Note for practical implementation that the matrices we work with are sparse, and taking that into account gives a significant performance improvement. In fact, it's fast enough that the latest version of my Python implementation uses exact rational calculations, giving an expected number of steps for $D_{10}$ of $$\frac{5738090301380362377556157080519184410864485826643847546490211514813993114983976485449758219001202355420707028156222144670550864306260456830184088840858971140041057047870937482880307679788590398609848830826303688692885496232924709599530869322944108789179561887161202759264043990270228305675596880197444679236532038984484169568166958542200692275799573464815935282554191149959933151314775759590532847113473687943942560748068997011815405908890440992389891985798380209761135194486228748134492710796580625065156386185440973330360499634129791567180674247696925017607682109401480152171947449914665816208625386711754282984766415366288878822946492172123153593287912452344410841743483852714144044615847426277603425839462886081120117189214538189217380302535795027661644970530635530181613012455814181184913150755463275830247945140711928871135926654001329453036090742550587}{29134143481250807590980333263527085302251841932032839430748118489087024941680149628656933165626671106880904700218109771302393469121973838517524081365594080826098674969995239755840640915103262745865025602988530917052399286174173855937623776652356338837099858200255274278660961165377018080648451612997787311902221317681636750598905827303042315179482102394104003906250000000000000000000000000000000000000000000000000000000000000000000000000000000000000000000000000000000000000000000000000000000000000000000000000000000000000000000000000000000000000000000000000000000000000000000000000000000000000000000000000000000000000000000000000000000000000000000000000000000000000000000000000000000000000000000000000000000000000000000000000000000000000000000000000000000000000000000000000000000000000000000000000000000000000000000000000000000000000000000000000000000000000}$$ which is approximately $196.954144373$.


As a combinatorialist, I also see an option which I can't justify rigorously but which does have a certain elegance. The transition matrix above stays in the terminal state once it reaches it, and the last element of the product with the column vector is the probability of reaching the terminal state in no more than $n$ steps.
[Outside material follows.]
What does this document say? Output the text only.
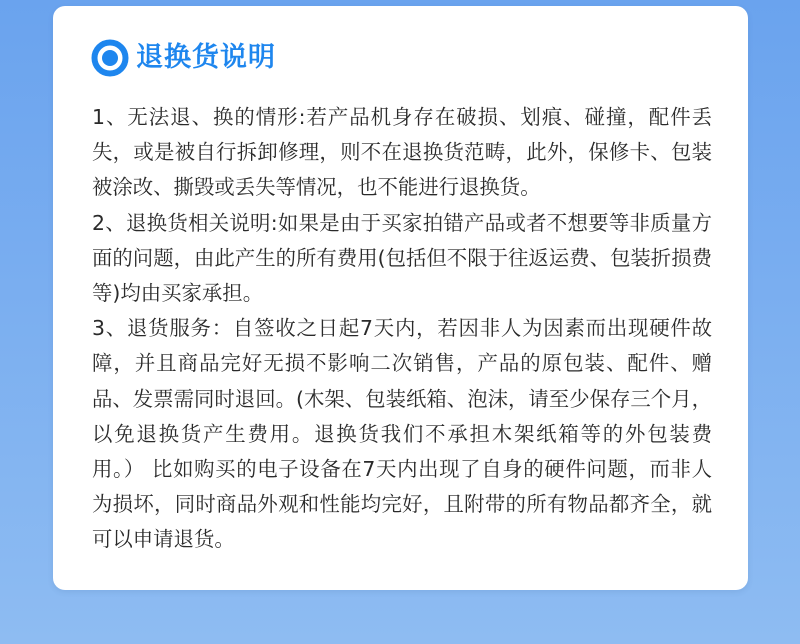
退换货说明

1、无法退、换的情形:若产品机身存在破损、划痕、碰撞，配件丢失，或是被自行拆卸修理，则不在退换货范畴，此外，保修卡、包装被涂改、撕毁或丢失等情况，也不能进行退换货。

2、退换货相关说明:如果是由于买家拍错产品或者不想要等非质量方面的问题，由此产生的所有费用(包括但不限于往返运费、包装折损费等)均由买家承担。

3、退货服务：自签收之日起7天内，若因非人为因素而出现硬件故障，并且商品完好无损不影响二次销售，产品的原包装、配件、赠品、发票需同时退回。(木架、包装纸箱、泡沫，请至少保存三个月，以免退换货产生费用。退换货我们不承担木架纸箱等的外包装费用。） 比如购买的电子设备在7天内出现了自身的硬件问题，而非人为损坏，同时商品外观和性能均完好，且附带的所有物品都齐全，就可以申请退货。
If we drop the $1$ in the bottom-right of the transition matrix (so that instead of remaining in the terminal state we "vanish"), the last element in the power product with the column vector will be the probability of reaching the terminal state in exactly $n$ steps. Then we can sum: $$(T + 2T^2 + 3T^3 + \cdots)\begin{pmatrix}1 \\ 0 \\ 0 \\ 0 \\ 0\end{pmatrix}$$ to get the expected number of steps until the terminal state. The unjustified step is to apply to matrices the identity $$T + 2T^2 + 3T^3 + \cdots = T(1 - T)^{-2}$$

This doesn't seem to quite work, but if we take $$(1 - T)^{-2} = 1 + 2T + 3T^2 + \cdots$$ then we get one more than the expected number of steps, and that does work:

$$\begin{pmatrix} 1 & 0 & 0 & 0 & 0 \\ -0.8 & 1 & 0 & 0 & 0 \\ -0.2 & -0.68 & 1 & 0 & 0 \\ 0 & -0.2 & -0.8 & 1 & 0 \\ 0 & -0.12 & -0.2 & -1 & 1\end{pmatrix}^{-2} = \begin{pmatrix} 1 & 0 & 0 & 0 & 0 \\ 1.6 & 1 & 0 & 0 & 0 \\ 2.032 & 1.36 & 1 & 0 & 0 \\ 2.7008 & 2.032 & 1.6 & 1 & 0 \\ 4.2992 & 3.424 & 2.8 & 2 & 1\end{pmatrix}$$ and the expected number of steps until termination is indeed $3.2992$.
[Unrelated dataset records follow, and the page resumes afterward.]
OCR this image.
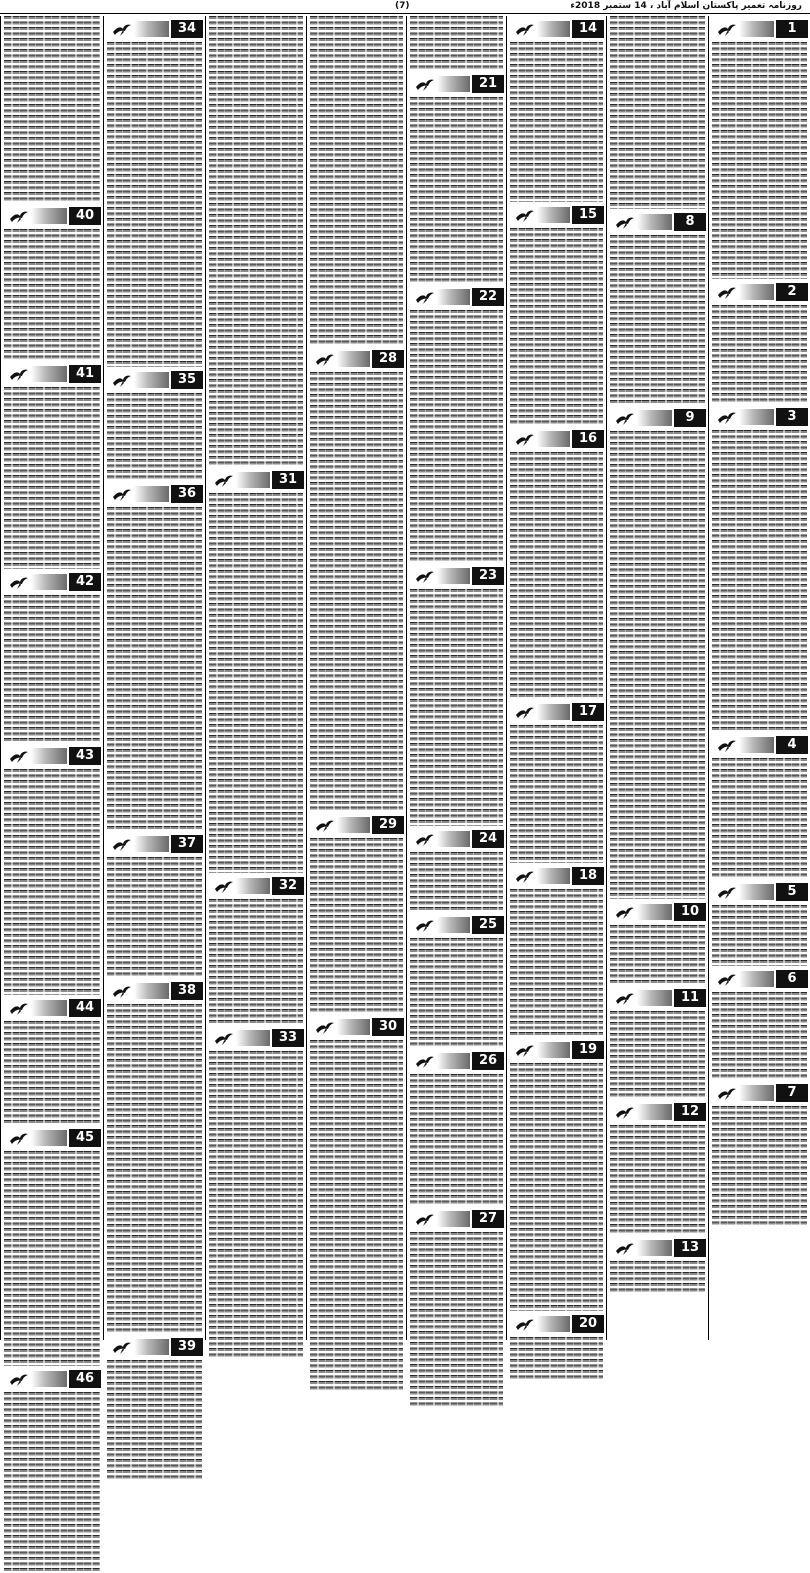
(7)	روزنامہ تعمیر پاکستان اسلام آباد ، 14 ستمبر 2018ء
40
41
42
43
44
45
46
34
35
36
37
38
39
31
32
33
28
29
30
21
22
23
24
25
26
27
14
15
16
17
18
19
20
8
9
10
11
12
13
1
2
3
4
5
6
7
An exact analytic solution is probably really hard, but we can make a vague approximation. Suppose that $\theta$ is the positive root of the equation $2=0.85a+0.15a^2$, so $\theta \approx 1.788$. Define the "power" of a $D_k$ dragon to be $\theta^k$. Then:

  • The merging operation doesn't change the total power of all your dragons on average.
  • Every time a new dragon spawns, you gain $0.8\theta + 0.2 \theta^2$ power.
  • Immediately after you first get a $D_{10}$, your power will be at least $\theta^{10}$ and at most $\theta^{10}+\theta^9+\dots+\theta=\dfrac{\theta^{11}-\theta}{\theta - 1}$ (by the geometric series formula).
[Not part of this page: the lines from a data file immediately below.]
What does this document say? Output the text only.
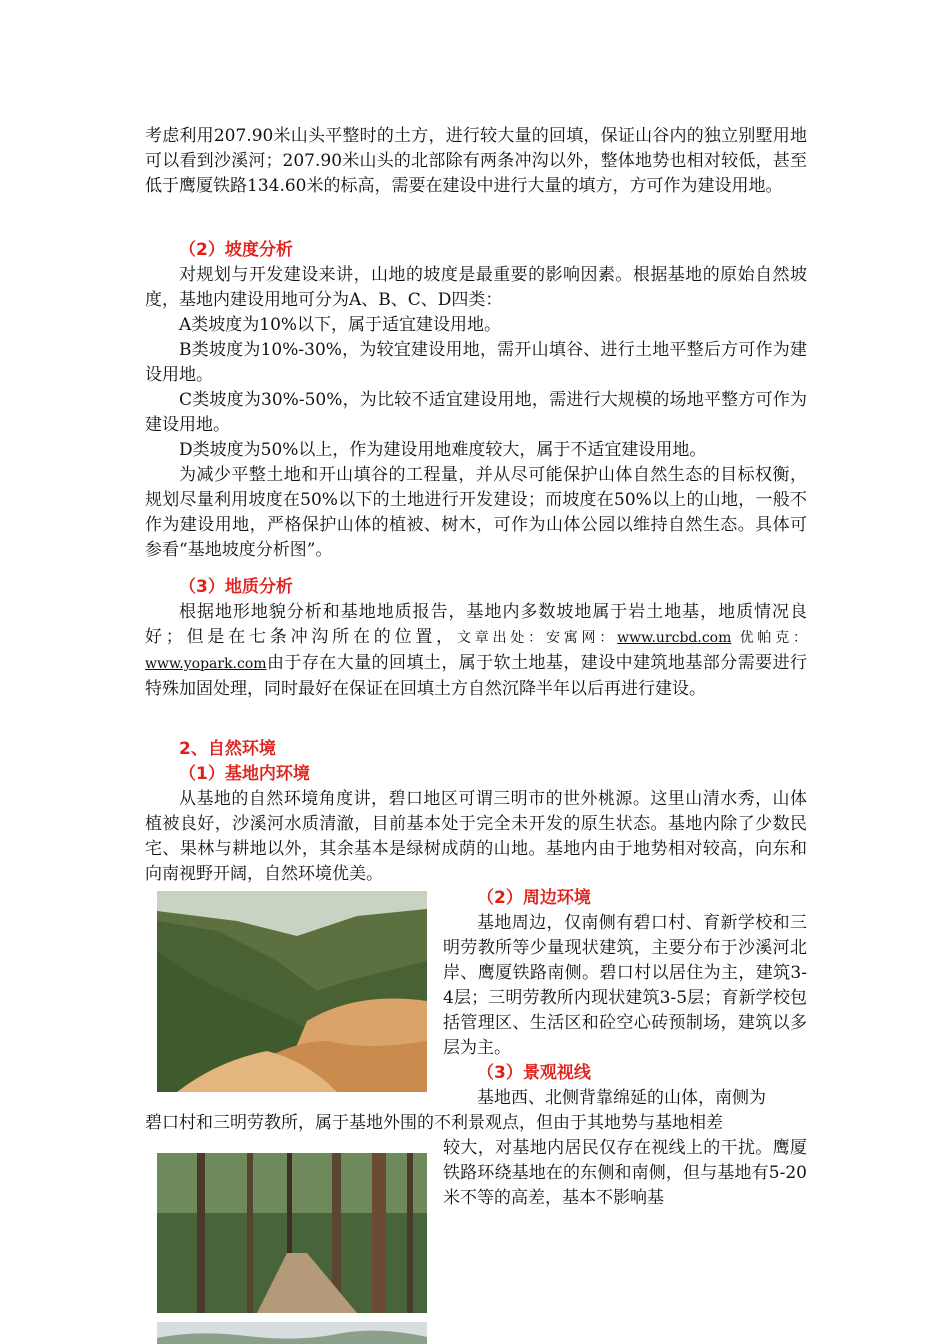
考虑利用207.90米山头平整时的土方，进行较大量的回填，保证山谷内的独立别墅用地可以看到沙溪河；207.90米山头的北部除有两条冲沟以外，整体地势也相对较低，甚至低于鹰厦铁路134.60米的标高，需要在建设中进行大量的填方，方可作为建设用地。

（2）坡度分析

对规划与开发建设来讲，山地的坡度是最重要的影响因素。根据基地的原始自然坡度，基地内建设用地可分为A、B、C、D四类：

A类坡度为10%以下，属于适宜建设用地。

B类坡度为10%-30%，为较宜建设用地，需开山填谷、进行土地平整后方可作为建设用地。

C类坡度为30%-50%，为比较不适宜建设用地，需进行大规模的场地平整方可作为建设用地。

D类坡度为50%以上，作为建设用地难度较大，属于不适宜建设用地。

为减少平整土地和开山填谷的工程量，并从尽可能保护山体自然生态的目标权衡，规划尽量利用坡度在50%以下的土地进行开发建设；而坡度在50%以上的山地，一般不作为建设用地，严格保护山体的植被、树木，可作为山体公园以维持自然生态。具体可参看“基地坡度分析图”。

（3）地质分析

根据地形地貌分析和基地地质报告，基地内多数坡地属于岩土地基，地质情况良好；但是在七条冲沟所在的位置，文章出处：安寓网：www.urcbd.com 优帕克：www.yopark.com由于存在大量的回填土，属于软土地基，建设中建筑地基部分需要进行特殊加固处理，同时最好在保证在回填土方自然沉降半年以后再进行建设。

2、自然环境
（1）基地内环境

从基地的自然环境角度讲，碧口地区可谓三明市的世外桃源。这里山清水秀，山体植被良好，沙溪河水质清澈，目前基本处于完全未开发的原生状态。基地内除了少数民宅、果林与耕地以外，其余基本是绿树成荫的山地。基地内由于地势相对较高，向东和向南视野开阔，自然环境优美。

（2）周边环境

基地周边，仅南侧有碧口村、育新学校和三明劳教所等少量现状建筑，主要分布于沙溪河北岸、鹰厦铁路南侧。碧口村以居住为主，建筑3-4层；三明劳教所内现状建筑3-5层；育新学校包括管理区、生活区和砼空心砖预制场，建筑以多层为主。

（3）景观视线

基地西、北侧背靠绵延的山体，南侧为

碧口村和三明劳教所，属于基地外围的不利景观点，但由于其地势与基地相差

较大，对基地内居民仅存在视线上的干扰。鹰厦铁路环绕基地在的东侧和南侧，但与基地有5-20米不等的高差，基本不影响基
Note that $\dfrac{\theta^{10}}{0.8\theta+0.2\theta^2} \approx 161.3$, and $\dfrac{\theta^{11}-\theta}{(\theta-1)(0.8\theta+0.2\theta^2)} \approx 364.99$. So the expected number of steps to get a $D_{10}$ should be somewhere between $162$ and $364$.

If you want a more accurate approximation than this, I recommend simulation.